If there's anything positive I can say about D it's that the graphics are okay. It is indeed difficult to tell where the FMVs stop and the gameplay begins because the environments and the movement through them all look like FMV. While I hesitate to say that the backgrounds are scary, I can easily imagine that they could have been scary had more effort been put into other aspects of the game. The human character models, however, are typically bad early CGI. Laura's hair looks like porcelain shells, and she's not convincingly animated. Her movements and facial expressions are akin to a marionette or an autistic (or both). Dr. Harris has a rubbery head and his lip movement never matches his dialogue. He does not seem like a character so much as a model created specifically for the purpose of using goofy special effects on it, including one that makes his head transparent so it can ooze out of walls, and another that covers him in a Jell-O mold. Although D has several different endings, you will never get to see the doctor's complete transformation in any of them, which heightens my suspicions that D only exists because someone had a bunch of CGI effects and wanted to show them off. The story was an afterthought. An equivalent scenario would be a werewolf movie in which nobody ever transforms into a werewolf, but instead, someone becomes Max Headroom.

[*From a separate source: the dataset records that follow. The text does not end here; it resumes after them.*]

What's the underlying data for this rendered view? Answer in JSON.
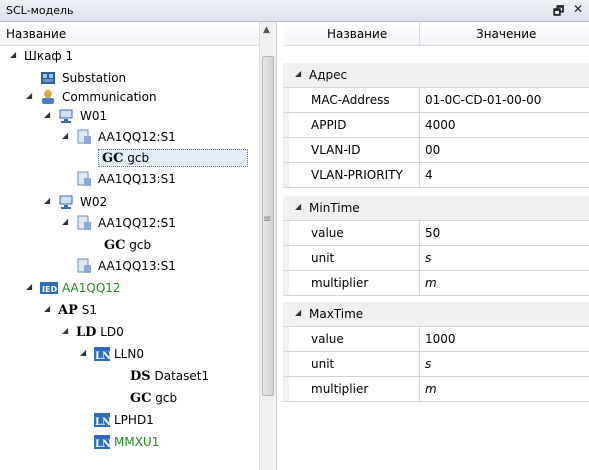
{
  "window": {
    "title": "SCL-модель",
    "float_glyph": "↔",
    "close_glyph": "×"
  },
  "tree": {
    "header": "Название",
    "nodes": [
      {
        "label": "Шкаф 1",
        "expander": "◢",
        "icon": "none",
        "color": "#000000"
      },
      {
        "label": "Substation",
        "icon": "substation-icon"
      },
      {
        "label": "Communication",
        "expander": "◢",
        "icon": "communication-icon"
      },
      {
        "label": "W01",
        "expander": "◢",
        "icon": "subnetwork-icon"
      },
      {
        "label": "AA1QQ12:S1",
        "expander": "◢",
        "icon": "access-point-icon"
      },
      {
        "label": "gcb",
        "prefix": "GC",
        "selected": true
      },
      {
        "label": "AA1QQ13:S1",
        "icon": "access-point-icon"
      },
      {
        "label": "W02",
        "expander": "◢",
        "icon": "subnetwork-icon"
      },
      {
        "label": "AA1QQ12:S1",
        "expander": "◢",
        "icon": "access-point-icon"
      },
      {
        "label": "gcb",
        "prefix": "GC"
      },
      {
        "label": "AA1QQ13:S1",
        "icon": "access-point-icon"
      },
      {
        "label": "AA1QQ12",
        "expander": "◢",
        "icon": "ied-icon",
        "color": "#2a8a2a"
      },
      {
        "label": "S1",
        "prefix": "AP",
        "expander": "◢"
      },
      {
        "label": "LD0",
        "prefix": "LD",
        "expander": "◢"
      },
      {
        "label": "LLN0",
        "expander": "◢",
        "icon": "ln-icon"
      },
      {
        "label": "Dataset1",
        "prefix": "DS"
      },
      {
        "label": "gcb",
        "prefix": "GC"
      },
      {
        "label": "LPHD1",
        "icon": "ln-icon"
      },
      {
        "label": "MMXU1",
        "icon": "ln-icon",
        "color": "#2a8a2a"
      }
    ]
  },
  "props": {
    "col_name": "Название",
    "col_value": "Значение",
    "groups": [
      {
        "name": "Адрес",
        "rows": [
          {
            "key": "MAC-Address",
            "value": "01-0C-CD-01-00-00"
          },
          {
            "key": "APPID",
            "value": "4000"
          },
          {
            "key": "VLAN-ID",
            "value": "00"
          },
          {
            "key": "VLAN-PRIORITY",
            "value": "4"
          }
        ]
      },
      {
        "name": "MinTime",
        "rows": [
          {
            "key": "value",
            "value": "50"
          },
          {
            "key": "unit",
            "value": "s"
          },
          {
            "key": "multiplier",
            "value": "m"
          }
        ]
      },
      {
        "name": "MaxTime",
        "rows": [
          {
            "key": "value",
            "value": "1000"
          },
          {
            "key": "unit",
            "value": "s"
          },
          {
            "key": "multiplier",
            "value": "m"
          }
        ]
      }
    ]
  },
  "colors": {
    "tree_header_bg": "#f1f3f7",
    "category_bg": "#f0f0f0",
    "grid_line": "#cfd6df",
    "green_text": "#2a8a2a",
    "selection_bg": "#e3ecf8"
  }
}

Shadowgate was one of the first games to rely purely on its puzzle-solving and atmosphere to engage the player and keep him/her challenged through to the end. It, too, had very little plot (find and defeat the Warlock Lord), but the dialogue was wonderfully descriptive...to the point that even though the entire game took place in just one castle, the world beyond it adopted a life and history of its own. The game's structure, a series of linked events designed to ultimately meet its goal, was tightly interlocked with its mythology and characters' motivations. D's gameplay, on the other hand, exists only to kill time for the moment of revelation. Shadowgate also had genuine mysteries. Some gave immediate affirmation to the wonders of its world. Others hinted at the possibilities of even greater wonders unseen. Because of its conundrums, you are not likely to finish Shadowgate within 1 to 2 hours of playing it your first time. D, in comparison, is both deprived and depraved.
There are those who will claim that D was scary "for its time". I don't buy it. Atmosphere is not synonymous with being scary, and even if it was, slowly slogging through a mansion is not scary on its own. Something has to happen, and it has to happen to a character we care about. Even though you essentially played as "yourself" in Shadowgate, the sheer number of ways you could die and how unforgivingly quickly it would happen easily kept you on edge. In D, Laura can't even die, and I am suspicious that death scenes were misincluded because they would have looked hilarious with the game's graphics engine. I can honestly say that had I'd played D when it was first released, I would have laughed and gone right back to my Super NES.
Although the temptation is there (and the game would certainly deserve it), I will not spoil the secret behind what "D" stands for. I will however, say two things: 1. Stuart Smalley would have a field day with the dysfunction of the Harris family. 2. This is not the first time I can recall that "D" has stood for that.